La Nuova Zelanda, infatti, rafforza gli scambi verso il Medio Oriente e cerca un canale inedito verso il Maghreb. In Egitto – mercato col quale da sempre la Nuova Zelanda ha rapporti - i flussi di polvere di latte intero sono cresciuti dallo scorso marzo a maggio, con un export rispettivamente pari a 856, 1.056, 753 tonnellate. Di estrema attualità, invece, l’aggiudicazione di ingenti volumi di polvere di latte intero e scremato all’asta algerina Onil. Un rapporto spot o l’inizio di una collaborazione più stabile?
Prosegue anche il trend positivo per la Nuova Zelanda nell’esportazione di formaggi (+21,8% lo scorso maggio su base tendenziale, dopo il +22,9% di aprile e il +37% di marzo), destinati, fra i vari paesi del mondo, anche a Giappone, Australia, Arabia Saudita, Cina.
La Nuova Zelanda ha inoltre ripreso a esportare prodotti lattiero caseari verso il Venezuela, dopo un periodo in cui il paese sudamericano ha preferito intensificare i rapporti con l’Uruguay. E ora è Montevideo a dover stringere la cinghia, a fronte di una crisi che ha colpito il comparto “dairy” (Ecolat ha tagliato 400 posti di lavoro, altri 170 Schreiber Foods), conseguente a una diminuzione dell’export verso Russia, Messico, Brasile e lo stesso Venezuela, col quale l’Uruguay sta cercando di tramutare il credito nell’agroalimentare con un pagamento in greggio o prodotti petroliferi.
Il baricentro del mercato si conferma comunque l’Asia. E la soddisfazione del presidente dell’Associazione dei produttori di latte degli Stati Uniti, Jim Mulhern, per l’approvazione da parte del Senato americano del Fast-track, che concede al presidente Barack Obama ampia autorità per negoziare e finalizzare gli accordi commerciali, si concentra più per le opportunità di trading verso l’Asia che non verso l’Europa.
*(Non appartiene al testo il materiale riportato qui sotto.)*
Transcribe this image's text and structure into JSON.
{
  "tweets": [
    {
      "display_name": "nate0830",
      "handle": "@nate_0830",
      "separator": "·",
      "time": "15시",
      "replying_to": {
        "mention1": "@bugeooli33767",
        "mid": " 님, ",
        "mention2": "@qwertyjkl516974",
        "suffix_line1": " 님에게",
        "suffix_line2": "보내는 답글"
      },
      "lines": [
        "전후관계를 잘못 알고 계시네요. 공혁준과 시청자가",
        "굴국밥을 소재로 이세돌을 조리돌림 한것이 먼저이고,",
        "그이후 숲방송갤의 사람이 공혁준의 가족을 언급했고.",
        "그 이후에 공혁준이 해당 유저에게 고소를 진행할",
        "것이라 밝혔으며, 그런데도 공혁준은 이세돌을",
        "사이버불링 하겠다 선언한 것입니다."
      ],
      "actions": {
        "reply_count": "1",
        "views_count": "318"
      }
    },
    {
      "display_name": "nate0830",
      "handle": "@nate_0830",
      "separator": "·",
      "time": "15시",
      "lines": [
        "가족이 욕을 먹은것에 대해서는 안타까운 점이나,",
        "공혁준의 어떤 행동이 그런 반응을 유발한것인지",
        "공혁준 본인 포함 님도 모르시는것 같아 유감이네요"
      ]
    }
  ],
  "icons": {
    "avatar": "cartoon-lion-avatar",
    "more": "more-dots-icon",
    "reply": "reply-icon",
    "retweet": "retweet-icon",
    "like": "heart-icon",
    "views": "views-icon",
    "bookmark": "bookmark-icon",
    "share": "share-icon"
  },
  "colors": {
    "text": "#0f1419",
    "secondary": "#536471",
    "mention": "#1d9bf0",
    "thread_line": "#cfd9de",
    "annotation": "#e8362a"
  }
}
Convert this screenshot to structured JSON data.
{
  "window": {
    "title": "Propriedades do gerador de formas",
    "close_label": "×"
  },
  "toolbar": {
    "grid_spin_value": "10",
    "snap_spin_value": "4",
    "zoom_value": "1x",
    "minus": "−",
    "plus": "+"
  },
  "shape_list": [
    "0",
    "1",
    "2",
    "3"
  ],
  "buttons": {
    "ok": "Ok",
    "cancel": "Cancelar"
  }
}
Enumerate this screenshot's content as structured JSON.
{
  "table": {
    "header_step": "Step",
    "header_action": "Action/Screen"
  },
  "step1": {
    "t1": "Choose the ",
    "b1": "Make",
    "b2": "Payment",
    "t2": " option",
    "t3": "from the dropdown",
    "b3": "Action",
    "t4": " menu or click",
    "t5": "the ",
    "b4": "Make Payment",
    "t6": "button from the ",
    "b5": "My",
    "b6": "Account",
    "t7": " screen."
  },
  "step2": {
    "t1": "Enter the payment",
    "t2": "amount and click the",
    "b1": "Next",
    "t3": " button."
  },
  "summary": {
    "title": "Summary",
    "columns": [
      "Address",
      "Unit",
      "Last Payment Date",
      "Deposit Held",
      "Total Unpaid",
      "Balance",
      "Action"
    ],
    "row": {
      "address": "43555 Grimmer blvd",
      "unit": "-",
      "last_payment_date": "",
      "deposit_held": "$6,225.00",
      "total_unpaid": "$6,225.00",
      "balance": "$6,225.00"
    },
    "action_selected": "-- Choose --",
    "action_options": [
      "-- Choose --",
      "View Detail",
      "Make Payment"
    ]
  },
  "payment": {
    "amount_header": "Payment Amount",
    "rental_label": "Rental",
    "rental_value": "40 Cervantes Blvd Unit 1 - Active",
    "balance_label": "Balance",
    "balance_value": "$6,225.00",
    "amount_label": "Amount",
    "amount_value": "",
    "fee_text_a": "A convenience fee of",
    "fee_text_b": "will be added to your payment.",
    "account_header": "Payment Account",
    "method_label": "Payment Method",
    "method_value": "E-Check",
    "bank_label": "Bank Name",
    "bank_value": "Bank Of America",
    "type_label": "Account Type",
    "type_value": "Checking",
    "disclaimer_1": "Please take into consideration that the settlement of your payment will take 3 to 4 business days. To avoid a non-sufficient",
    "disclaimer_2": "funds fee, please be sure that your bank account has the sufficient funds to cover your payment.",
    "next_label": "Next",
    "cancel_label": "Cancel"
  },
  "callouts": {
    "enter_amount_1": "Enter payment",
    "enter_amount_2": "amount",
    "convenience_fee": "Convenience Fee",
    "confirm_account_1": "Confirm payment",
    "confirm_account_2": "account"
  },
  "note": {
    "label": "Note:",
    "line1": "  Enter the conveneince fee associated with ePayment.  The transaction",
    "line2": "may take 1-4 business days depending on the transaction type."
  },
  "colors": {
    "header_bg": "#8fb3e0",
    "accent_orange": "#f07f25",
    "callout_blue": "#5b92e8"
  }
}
I paesi asiatici sono infatti più interessanti per il comparto lattiero made in Usa, che esporta circa un settimo della propria produzione. Allargando l’orizzonte dal latte al settore agricolo nel suo complesso, l’export del primario garantisce circa 1 milione di posti di lavoro negli Stati Uniti. Il Tpa che ha ottenuto attraverso il Fast-track il via libera negoziale con ampio mandato
Nell’ambito delle relazione sino-russe - come già evidenziato da AgroNotizie nei giorni scorsi sulla lettera di intenti siglata tra Russia e Cina per la regione del Trans-Baikal - sul fronte della zootecnia da latte merita un cenno il progetto che vede investimenti cinesi per un miliardo di yuan (pari a 14,8 milioni di euro). L’obiettivo è costruire un complesso agro-zootecnico a Mudanjiang, con una mandria da 100mila capi. Al progetto parteciperanno Cina Zhongding Dairy Farming e la russa Severny Bur, anche perché la produzione di latte servirà per alimentare il mercato russo. L’alimentazione del bestiame sarà ottenuta coltivando circa 100mila ettari in entrambi i Paesi.
In Europa sta montando la tensione. I prezzi del latte crudo alla stalla hanno perso di media il 3,1% nelle quotazioni di maggio (fonte: Clal) e le tendenze di giugno non sembrano promettere grandi scenari di ripresa. Eppure, “il commissario Phil Hogan non sembra preoccupato e non ha ancora manifestato l’intenzione di adottare provvedimenti di sostegno agli allevatori”. Parole senza sconti da parte dell’europarlamentare britannica Diane Dodds, che accende i riflettori sull’area nord-irlandese. “Dato che la maggior parte trasformazione lattiero casearia in Irlanda del Nord lo scorso maggio ha pagato un prezzo base di circa 20 pence al litro per litro di latte – ha dichiarato al magazine Farming Life – mentre il costo di produzione medio stimato è pari a 26 pence per litro, non è difficile vedere la disperazione dei produttori per la situazione che si trovano ad affrontare”.
Per il prezzo del latte, ha analizzato, “i recenti tagli dei prezzi all’asta del Global Dairy Trade e in Olanda non possono lasciare l’Europa indifferente”. Ma, ha proseguito l’onorevole Dodds, “se il commissario Hogan non crede nei mercati o addirittura alle parole degli allevatori, forse qualche analisi dei dati sarebbe utile”.